My parents didn’t know how to handle me or my supposed voices, and gave up trying. They had me readmitted, but this time to a different asylum. Dr. Hanley would no longer be my doctor, to which I was extremely thankful. Whenever I thought of being in his care, fear would flash through me and pain would ghost over my back.
That was my final trip home. I’ve often wondered if my parents would have rescinded my adoption, if they could have. Would they have sent me back to Scotland for a refund on damaged goods?
They were all about appearances, so of course, that would never do. Instead, I was all but forgotten. Their circle of friends were informed that I was away at boarding school, but my parents were fooling no one, least of all their friends. They all knew the truth—I was crazy.
However, in the event that a miraculous cure happened to be found, my parents made sure that I was well educated. I had the best tutors that their money could buy. I would meet with them in-between my various therapies and tried to pay attention through all the drugs the doctors fed me.
They didn’t want me to be ill-bred and backwards or unable to hold a sophisticated conversation.
Who were they kidding?
It felt as if they lived in an alternate reality and it was one that I would never inhabit. None of that would matter—I would never go home again.
I had zero control over my life. None. So, I took what control that I could and that was my voice, I refused to speak. Not one word has been spoken since my final trip home.
It was during this dark, lonely time that my secret friend came to me. She kept kept me sane over the years to come. I didn’t know what her name was for the longest time. We didn’t really need them, but eventually she told me her name was Mia.
I cherished the fact that she trusted me with something so precious, and yet, I felt guilty because I didn’t share mine too. I just couldn’t.
Eventually, my parents quit trying and quit visiting. They gave the doctors free reign to implement the treatments they felt were necessary. Whatever was needed to cure me of the voices crying for mercy and whose pain was palpable,
as if it were my very own. Consequently, I’d been through hundreds of cures over the past fifteen years, yet the voices remained and the emotional pain was still just as crippling.
The asylums and hospitals, I had been admitted to, were all private institutions and as such, the staff only reported to my parents. Each new doctor and every new facility did as they pleased. They loved to remind me that I belonged to them and that I was utterly worthless.
They called me a freak.
I paid for that distinction by becoming their personal lab rat. For years they tested every new drug on me in hope of finding a cure. Some of those drugs were helpful, they kept my mind quiet and the voices distant. But, some of the other drugs, stole my control and that was when my tormentors loved to strike!

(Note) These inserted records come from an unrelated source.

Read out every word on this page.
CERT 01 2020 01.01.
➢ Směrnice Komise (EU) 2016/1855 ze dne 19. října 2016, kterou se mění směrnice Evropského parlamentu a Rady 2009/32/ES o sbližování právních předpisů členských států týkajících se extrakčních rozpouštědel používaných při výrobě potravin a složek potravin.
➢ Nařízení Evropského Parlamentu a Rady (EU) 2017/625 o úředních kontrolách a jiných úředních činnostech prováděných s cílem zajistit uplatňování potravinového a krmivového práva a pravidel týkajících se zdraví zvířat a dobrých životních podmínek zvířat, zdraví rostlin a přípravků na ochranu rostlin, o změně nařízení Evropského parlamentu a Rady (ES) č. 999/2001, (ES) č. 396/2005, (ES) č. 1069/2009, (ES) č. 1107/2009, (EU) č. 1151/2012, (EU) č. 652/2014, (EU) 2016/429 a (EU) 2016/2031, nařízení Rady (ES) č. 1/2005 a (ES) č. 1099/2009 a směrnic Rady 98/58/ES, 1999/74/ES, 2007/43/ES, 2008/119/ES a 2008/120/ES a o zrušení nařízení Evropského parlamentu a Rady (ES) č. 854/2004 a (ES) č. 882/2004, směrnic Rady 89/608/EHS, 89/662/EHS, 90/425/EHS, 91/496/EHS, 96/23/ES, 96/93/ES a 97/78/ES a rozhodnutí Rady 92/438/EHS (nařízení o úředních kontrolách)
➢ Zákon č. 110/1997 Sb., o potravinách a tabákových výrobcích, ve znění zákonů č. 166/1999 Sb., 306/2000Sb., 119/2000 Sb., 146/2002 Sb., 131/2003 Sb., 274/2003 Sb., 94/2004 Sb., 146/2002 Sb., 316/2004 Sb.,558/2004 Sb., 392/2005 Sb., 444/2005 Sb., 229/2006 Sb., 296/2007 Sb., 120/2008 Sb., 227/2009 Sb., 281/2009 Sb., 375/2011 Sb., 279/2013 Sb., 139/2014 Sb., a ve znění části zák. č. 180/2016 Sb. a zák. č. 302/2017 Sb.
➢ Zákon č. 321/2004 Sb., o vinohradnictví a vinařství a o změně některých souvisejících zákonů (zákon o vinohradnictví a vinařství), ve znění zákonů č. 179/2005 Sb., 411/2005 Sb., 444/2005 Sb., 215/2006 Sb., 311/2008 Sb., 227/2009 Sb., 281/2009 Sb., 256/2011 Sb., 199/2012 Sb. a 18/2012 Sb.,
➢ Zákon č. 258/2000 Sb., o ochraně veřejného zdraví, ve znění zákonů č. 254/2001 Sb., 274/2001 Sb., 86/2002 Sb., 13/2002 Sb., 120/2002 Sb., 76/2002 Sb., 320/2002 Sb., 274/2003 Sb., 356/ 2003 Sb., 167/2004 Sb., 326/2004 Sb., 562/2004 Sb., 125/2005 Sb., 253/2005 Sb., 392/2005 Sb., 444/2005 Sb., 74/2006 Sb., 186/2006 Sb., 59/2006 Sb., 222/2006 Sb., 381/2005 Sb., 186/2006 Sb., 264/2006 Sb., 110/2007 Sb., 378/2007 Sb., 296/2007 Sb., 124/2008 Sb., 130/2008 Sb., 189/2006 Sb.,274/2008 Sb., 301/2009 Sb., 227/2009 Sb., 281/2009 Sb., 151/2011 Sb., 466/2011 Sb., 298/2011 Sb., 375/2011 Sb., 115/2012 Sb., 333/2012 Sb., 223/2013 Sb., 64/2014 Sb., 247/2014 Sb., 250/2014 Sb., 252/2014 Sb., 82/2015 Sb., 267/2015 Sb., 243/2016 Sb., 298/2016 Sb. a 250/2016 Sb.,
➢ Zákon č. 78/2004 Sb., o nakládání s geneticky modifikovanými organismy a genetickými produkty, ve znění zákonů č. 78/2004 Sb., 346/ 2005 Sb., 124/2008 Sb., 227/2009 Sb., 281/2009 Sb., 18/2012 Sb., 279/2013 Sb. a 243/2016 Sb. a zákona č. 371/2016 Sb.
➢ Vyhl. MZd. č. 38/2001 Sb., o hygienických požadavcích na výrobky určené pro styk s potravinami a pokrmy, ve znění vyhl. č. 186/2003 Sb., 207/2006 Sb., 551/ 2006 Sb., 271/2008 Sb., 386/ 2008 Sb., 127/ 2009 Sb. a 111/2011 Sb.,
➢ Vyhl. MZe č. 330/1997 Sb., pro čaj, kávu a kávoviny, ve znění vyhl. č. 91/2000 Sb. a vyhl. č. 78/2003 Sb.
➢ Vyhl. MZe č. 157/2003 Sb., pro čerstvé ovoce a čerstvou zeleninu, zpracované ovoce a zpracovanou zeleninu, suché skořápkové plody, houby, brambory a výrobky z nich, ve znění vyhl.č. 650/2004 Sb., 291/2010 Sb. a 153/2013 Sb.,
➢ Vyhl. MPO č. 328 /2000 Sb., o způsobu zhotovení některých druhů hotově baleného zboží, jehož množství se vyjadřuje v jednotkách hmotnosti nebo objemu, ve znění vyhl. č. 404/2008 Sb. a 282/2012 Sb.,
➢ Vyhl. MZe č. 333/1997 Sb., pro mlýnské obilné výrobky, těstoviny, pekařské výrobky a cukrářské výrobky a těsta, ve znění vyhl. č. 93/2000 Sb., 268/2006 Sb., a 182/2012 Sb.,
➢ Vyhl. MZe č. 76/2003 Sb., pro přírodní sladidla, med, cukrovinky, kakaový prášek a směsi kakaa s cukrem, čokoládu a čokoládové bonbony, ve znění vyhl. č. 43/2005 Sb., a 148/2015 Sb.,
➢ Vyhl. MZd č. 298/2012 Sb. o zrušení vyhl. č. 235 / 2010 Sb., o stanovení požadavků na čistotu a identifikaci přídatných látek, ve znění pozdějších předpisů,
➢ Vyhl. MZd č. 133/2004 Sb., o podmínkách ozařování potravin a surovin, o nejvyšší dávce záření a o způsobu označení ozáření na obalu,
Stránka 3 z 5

I lost days and occasionally weeks at a time, with no idea what had been done to me or by whom. I would be covered in bruises and I could feel the staff gloating and I could see their spiteful, smirking faces.
I hated being so vulnerable—unaware and unable to protest or protect myself. I hated every single one of them for abusing me.
Once the drugs finally wore off and their hold over my mind lessened, I struggled to remember the lost time. But I was rarely able to recall anything and I usually gave myself a wicked headache for my troubles.
Helplessness would wash over me and I would drown in despair.
Money and influence had bought silence, stole my freedom and eventually stole my will to live…
A new administrator had been hired to oversee the asylum. He had spent his first few weeks reviewing every treatment plan implemented. Now he was in the process of assessing every patient individually to decide whether or not their treatment plan was the correct one.